It’s the one dish to nuke your diet so far out of the water you’re going to need binoculars to see where it went.
It’s the one dish that, in my opinion, throws the entire Japanese diet into disequilibrium – one that most would consider the epitome of health and longevity. Ramen singlehandedly manages to shake all preconceived notions of the Japanese diet. It seems to exist to be a reminder that, underneath the glimmer and rosy-hued tint of squeaky cleanliness, an oddity lies, quite like Tonkatsu and Curry Rice, but none more sinful.
I shall call it the Japanese Paradox – inspired from the French Paradox (of a diet high in saturated fats but a lifespan among the top ten in the world).
Think about it. It’s a paradox! It’s baffling! The only ingredients that look remotely like dietary fibre in a bowl of ramen are the slivers of spring onions. That’s all! There should be a fourth level to the food pyramid, above all the sugary, fatty criminals. Ramen should be there – at the top.
But then there is Ichiran. And all I can say is thank heavens it’s all the way in Japan or I would bugger off the side of a building in self-despair and wanton gluttony.
I’m only saying this because, if Ichiran didn’t exist, keeping Ramen up there wouldn’t require much discipline. There just isn’t any other ramen that would make me tell my reasonable eating habits to have a vacation and never come back.
So, the usual situation: Freezing cold weather, and the prospect of having piping hot soup blipping away in the tummy.
The poison of choice: Ichiran Ramen.
I had it on my list, but with no address and barely any research on it. So when we stumbled across it on the way to Harajuku, we immediately spun around and made the detour up its steps at 11.30am before the lunch crowd poured in.
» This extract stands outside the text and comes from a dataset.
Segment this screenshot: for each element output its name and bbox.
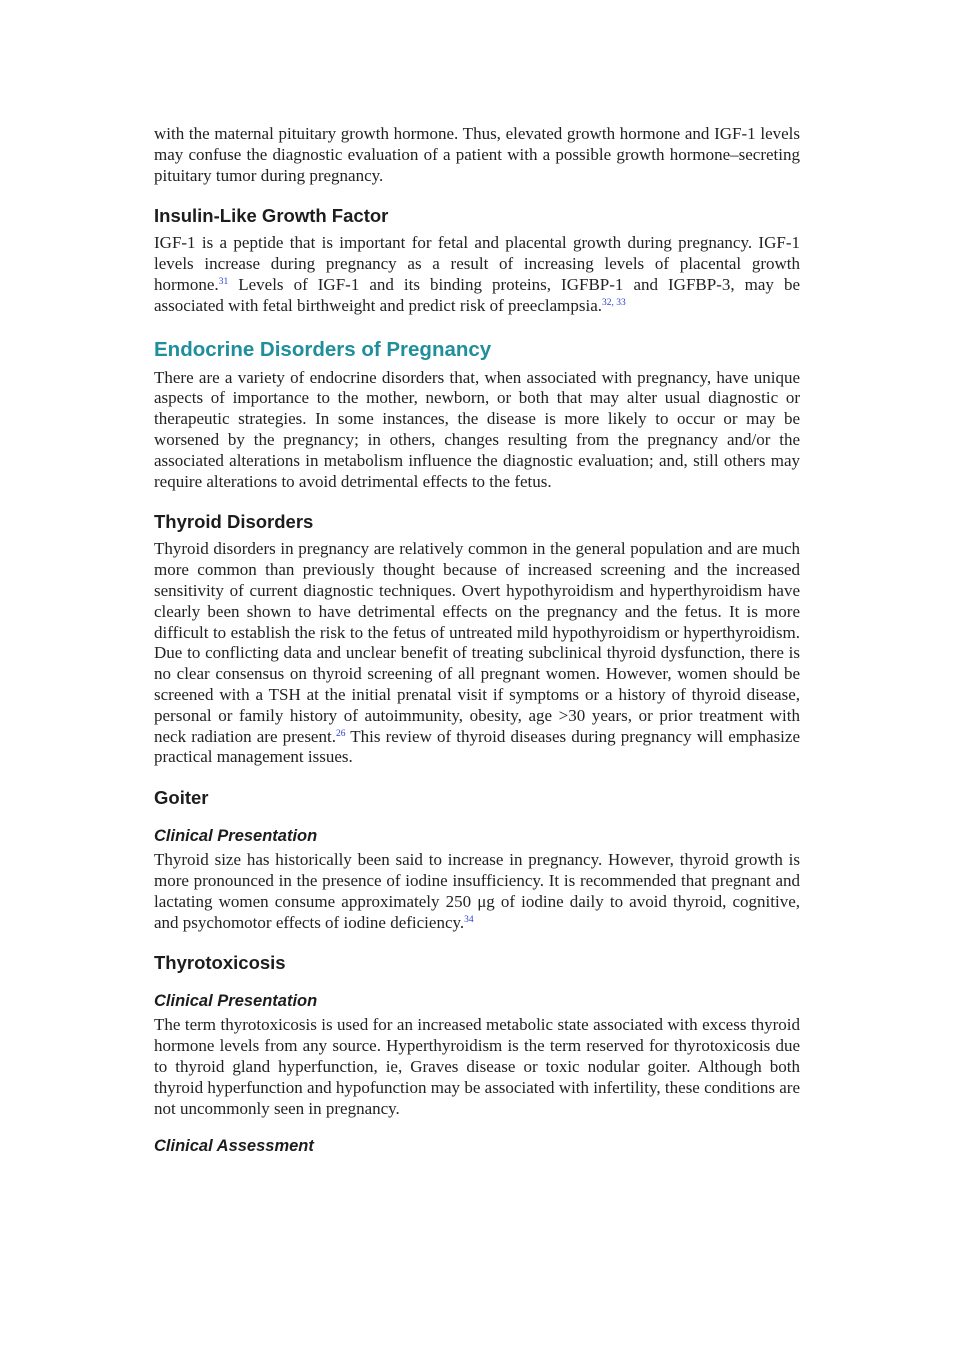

Now there is a process to Ichiran, but it’s not too difficult. Trust me.
1. Vending Machine: Choose your ramen, and any additional toppings you wish to have. (Please pick the tamago (egg). It was to die for.) Slot in your money, collect your ticket, and head on inside.
2. Direction Board of Vacant Seat (it is named as such, do not mock it): Check the board for seat vacancies. Green lights indicate vacant seats. Red indicates occupied seats.
3. Cubicle: Yes, you have a cubicle, do behave. You may unfold the partitioning if you must see your dining partner. Customise your ramen with the order sheet. Ask for an English one if it is not given to you. Choose your Flavour Strength, Richness, Garlic, Green Onion, Roast Pork Fillet, Secret Sauce (chilli), Noodle’s Tenderness. I would recommend one full clove of garlic, and firm noodles. Cross your fingers with the chilli. I liked mine Regular.
4. Hand Order Sheet Over To The Disembodied Hands Behind Your Screen: There are wait staff scuttling back and forth behind the screens. If that unsettles you, the appearance of your bowl of ramen should appease you.
I loved every bit of my bowl of ramen. It had one of the best – if not the best – creamy tonkatsu-based broths I have tasted. My noodles came completely submerged in a generous portion of spicy soup. I was tearing and sniveling, and was probably a hideous sight to behold, but that’s what the partitions in your cubicles are for. They will not, however, give you privacy from the chorus of slurping all over the restaurant, so as with any other choir, you are expected to contribute to the chords.
Also, the tamago is served separate from the ramen, and still in its shell. I will let the picture speak for itself.
I was surprised that you can get additional noodles (buttons to order more are at your cubicle), but if you’re like me and found the broth absolutely divine, then you would have practically inhaled all of it. They do not give you additional broth, unfortunately. I polished off my bowl, and let me tell you that I do not polish off bowls of noodles. Ichiran was an experience of many firsts. I could rave, but I shan’t. Needless to say, this is ramen you mustn’t miss – not even on pain of death – when you’re in Tokyo.
Waddling out of the restaurant full and replete, we smugly squeezed past the snaking queue into the cold, stumbling down steps and feeling mightily invincible with the furnace in our bellies. Like I said previously, you can’t have this daily. Because feeling this luxurious every day would render the mysterious Japanese paradox void, and just be boring ol’ reality instead.